City still has no coherent, or honest, response to homelessness
As the City of Pittsburgh continues implementing its homeless encampment sweep policy, initial hopes for abundant “credible housing offers” have been dashed: The majority of those displaced end up right back on the streets. The result is exactly what the Gainey administration has pledged to avoid: simply pushing unhoused people around without making progress toward long-term solutions.
Worse, official explanations for camp clearances are easily proven to be misleading.
The encampment decommissioned this week, nestled between Ft. Pitt Boulevard and an on-ramp to the Parkway East, had at one point ballooned up to 30 residents following the Mon Wharf flood in late January. While the camp clearly runs afoul of the city’s written encampment policy, city officials have said that camps would only be cleared if they can make “credible offers of housing” to those displaced. This promise has proven flimsy in the past, and it remains flimsy now.
At a City Council meeting on Tuesday, Council President Daniel Lavelle indicated that it was his office’s understanding that the city had waited to decommission the Ft. Pitt camp until there were enough shelter beds to accommodate the residents. He had been either misinformed or misled.
An interagency shelter list, sent out daily to service providers, showed the reality: This week, there were at most three confirmed shelter beds available citywide. This includes one half of a bunk bed in a women’s-only shelter. Coveted longer-term single-room occupancy (SRO) and transitional housing options at Second Avenue Commons have months-long waitlists. There was no way for the city to offer housing, credibly or otherwise, to residents of the encampment.
Of the 18 current camp residents, one moved to a shelter, and five to rehabilitation services. Eleven moved to other camps.
There has been no springtime decrease in pressure on the city’s (and county’s) homeless support systems. There has been no progress in improving those systems, just as there had been no plan before a winter that turned deadly. Every choice city officials make is reactive to emerging crises; there is no comprehensive strategy, and no collaboration within City Hall or with other stakeholders.
For instance, when councilors Anthony Coghill and Deb Gross proposed a challenging but creative “tiny house” scheme, they received a chilly reception from the Mayor’s Office.
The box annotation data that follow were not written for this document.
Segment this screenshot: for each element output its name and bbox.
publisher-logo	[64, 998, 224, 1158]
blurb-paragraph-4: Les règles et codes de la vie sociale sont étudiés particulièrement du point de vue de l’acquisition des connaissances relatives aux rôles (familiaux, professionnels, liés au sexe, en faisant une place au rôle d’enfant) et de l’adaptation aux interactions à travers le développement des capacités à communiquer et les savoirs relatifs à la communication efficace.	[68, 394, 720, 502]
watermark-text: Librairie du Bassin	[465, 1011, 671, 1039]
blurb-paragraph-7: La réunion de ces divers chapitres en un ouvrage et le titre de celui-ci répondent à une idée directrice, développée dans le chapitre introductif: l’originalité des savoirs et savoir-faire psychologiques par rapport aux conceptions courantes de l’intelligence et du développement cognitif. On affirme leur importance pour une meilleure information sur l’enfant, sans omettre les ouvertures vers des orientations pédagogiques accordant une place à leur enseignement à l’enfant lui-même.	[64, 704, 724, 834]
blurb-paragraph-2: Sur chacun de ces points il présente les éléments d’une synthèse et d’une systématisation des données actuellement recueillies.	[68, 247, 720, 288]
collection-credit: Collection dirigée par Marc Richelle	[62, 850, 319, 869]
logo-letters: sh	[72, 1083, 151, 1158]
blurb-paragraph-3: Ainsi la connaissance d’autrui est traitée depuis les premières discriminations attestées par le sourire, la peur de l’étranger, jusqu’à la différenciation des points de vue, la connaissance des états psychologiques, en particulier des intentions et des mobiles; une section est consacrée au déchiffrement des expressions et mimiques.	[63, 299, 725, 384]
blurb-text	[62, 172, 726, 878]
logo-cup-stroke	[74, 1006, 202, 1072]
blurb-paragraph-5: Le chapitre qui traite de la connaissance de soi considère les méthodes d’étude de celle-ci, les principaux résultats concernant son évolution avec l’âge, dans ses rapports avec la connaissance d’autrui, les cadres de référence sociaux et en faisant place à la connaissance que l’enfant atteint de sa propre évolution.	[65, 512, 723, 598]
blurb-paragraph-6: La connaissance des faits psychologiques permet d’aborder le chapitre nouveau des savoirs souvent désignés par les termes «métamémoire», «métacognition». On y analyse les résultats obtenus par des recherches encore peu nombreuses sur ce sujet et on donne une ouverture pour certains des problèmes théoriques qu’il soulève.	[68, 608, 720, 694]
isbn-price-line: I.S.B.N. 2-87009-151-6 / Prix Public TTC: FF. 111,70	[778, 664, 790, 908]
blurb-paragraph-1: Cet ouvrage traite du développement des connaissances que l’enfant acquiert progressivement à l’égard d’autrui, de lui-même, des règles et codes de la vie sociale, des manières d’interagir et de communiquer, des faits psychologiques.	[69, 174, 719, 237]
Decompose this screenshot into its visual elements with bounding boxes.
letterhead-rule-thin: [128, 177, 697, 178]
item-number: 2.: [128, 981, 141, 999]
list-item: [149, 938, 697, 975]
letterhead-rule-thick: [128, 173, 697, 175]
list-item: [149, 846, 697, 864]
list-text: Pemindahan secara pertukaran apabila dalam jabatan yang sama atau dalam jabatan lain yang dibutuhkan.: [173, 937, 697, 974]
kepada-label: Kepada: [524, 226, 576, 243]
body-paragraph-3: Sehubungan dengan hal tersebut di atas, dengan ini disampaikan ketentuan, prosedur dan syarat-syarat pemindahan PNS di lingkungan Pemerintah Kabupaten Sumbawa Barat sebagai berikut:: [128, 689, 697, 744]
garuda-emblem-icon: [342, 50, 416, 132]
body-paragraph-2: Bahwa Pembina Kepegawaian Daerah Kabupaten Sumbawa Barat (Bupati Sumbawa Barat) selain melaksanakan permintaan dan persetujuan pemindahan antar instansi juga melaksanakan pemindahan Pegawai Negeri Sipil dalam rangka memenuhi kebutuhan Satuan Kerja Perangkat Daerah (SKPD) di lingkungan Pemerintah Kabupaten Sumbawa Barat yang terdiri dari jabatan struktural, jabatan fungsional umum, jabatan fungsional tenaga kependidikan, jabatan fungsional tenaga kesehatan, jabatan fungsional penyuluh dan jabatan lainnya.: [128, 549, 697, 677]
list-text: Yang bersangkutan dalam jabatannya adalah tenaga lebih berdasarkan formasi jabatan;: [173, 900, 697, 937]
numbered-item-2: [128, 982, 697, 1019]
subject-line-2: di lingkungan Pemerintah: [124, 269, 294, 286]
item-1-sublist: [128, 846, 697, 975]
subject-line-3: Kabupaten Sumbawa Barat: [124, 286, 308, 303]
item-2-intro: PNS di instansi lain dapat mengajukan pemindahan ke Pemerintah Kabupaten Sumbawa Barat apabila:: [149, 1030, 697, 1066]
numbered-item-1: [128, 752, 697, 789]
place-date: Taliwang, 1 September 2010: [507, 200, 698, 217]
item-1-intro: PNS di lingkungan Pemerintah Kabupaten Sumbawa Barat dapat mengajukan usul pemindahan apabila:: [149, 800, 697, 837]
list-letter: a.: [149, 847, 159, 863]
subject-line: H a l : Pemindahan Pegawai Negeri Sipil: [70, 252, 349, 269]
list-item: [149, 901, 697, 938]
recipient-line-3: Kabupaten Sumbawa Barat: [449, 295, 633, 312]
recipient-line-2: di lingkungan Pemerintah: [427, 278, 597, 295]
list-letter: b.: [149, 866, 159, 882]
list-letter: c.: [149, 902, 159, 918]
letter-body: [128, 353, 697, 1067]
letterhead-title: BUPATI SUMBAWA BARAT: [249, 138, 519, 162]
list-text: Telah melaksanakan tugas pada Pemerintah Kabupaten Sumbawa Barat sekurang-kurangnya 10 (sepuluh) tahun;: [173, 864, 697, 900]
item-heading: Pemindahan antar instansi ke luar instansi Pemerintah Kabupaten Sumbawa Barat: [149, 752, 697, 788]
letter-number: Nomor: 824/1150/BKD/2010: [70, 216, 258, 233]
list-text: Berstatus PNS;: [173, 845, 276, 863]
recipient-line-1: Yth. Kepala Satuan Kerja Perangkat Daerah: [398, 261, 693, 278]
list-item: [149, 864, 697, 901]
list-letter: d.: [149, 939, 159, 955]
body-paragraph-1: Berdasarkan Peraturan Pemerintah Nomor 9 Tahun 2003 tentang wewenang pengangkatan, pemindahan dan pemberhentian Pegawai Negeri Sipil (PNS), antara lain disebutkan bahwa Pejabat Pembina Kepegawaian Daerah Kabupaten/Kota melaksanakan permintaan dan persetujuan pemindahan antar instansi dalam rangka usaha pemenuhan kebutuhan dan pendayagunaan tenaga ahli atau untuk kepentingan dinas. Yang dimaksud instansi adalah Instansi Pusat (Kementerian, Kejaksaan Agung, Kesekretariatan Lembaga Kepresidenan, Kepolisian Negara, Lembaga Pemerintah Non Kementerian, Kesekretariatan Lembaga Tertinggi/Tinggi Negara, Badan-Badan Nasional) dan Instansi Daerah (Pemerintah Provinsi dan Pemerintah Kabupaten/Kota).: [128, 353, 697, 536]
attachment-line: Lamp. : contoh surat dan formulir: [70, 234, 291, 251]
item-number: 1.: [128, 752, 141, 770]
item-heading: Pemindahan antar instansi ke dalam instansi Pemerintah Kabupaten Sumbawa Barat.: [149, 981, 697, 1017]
And last week, the administration dumped a proposal to use millions in federal grants for “homelessness” — that is, transitional housing that won’t come on line for at least two years — on Council with no communication, but with a looming federal deadline that forced the legislature to approve it without consultation.
To be clear, decommissioning the Ft. Pitt camp was necessary: The location was dangerously close to highspeed traffic, and the city had received reports of violence, including sexual assaults. City workers, outreach staff and volunteers conducted, by most accounts, a sensitive and humane cleanup.
But despite months of time to prepare, and months of promises, the city does not have a visible plan to improve its response to the problem of homelessness — and official explanations are rife with dishonesty. No one, from the unhoused to the taxpayers, is being treated with respect.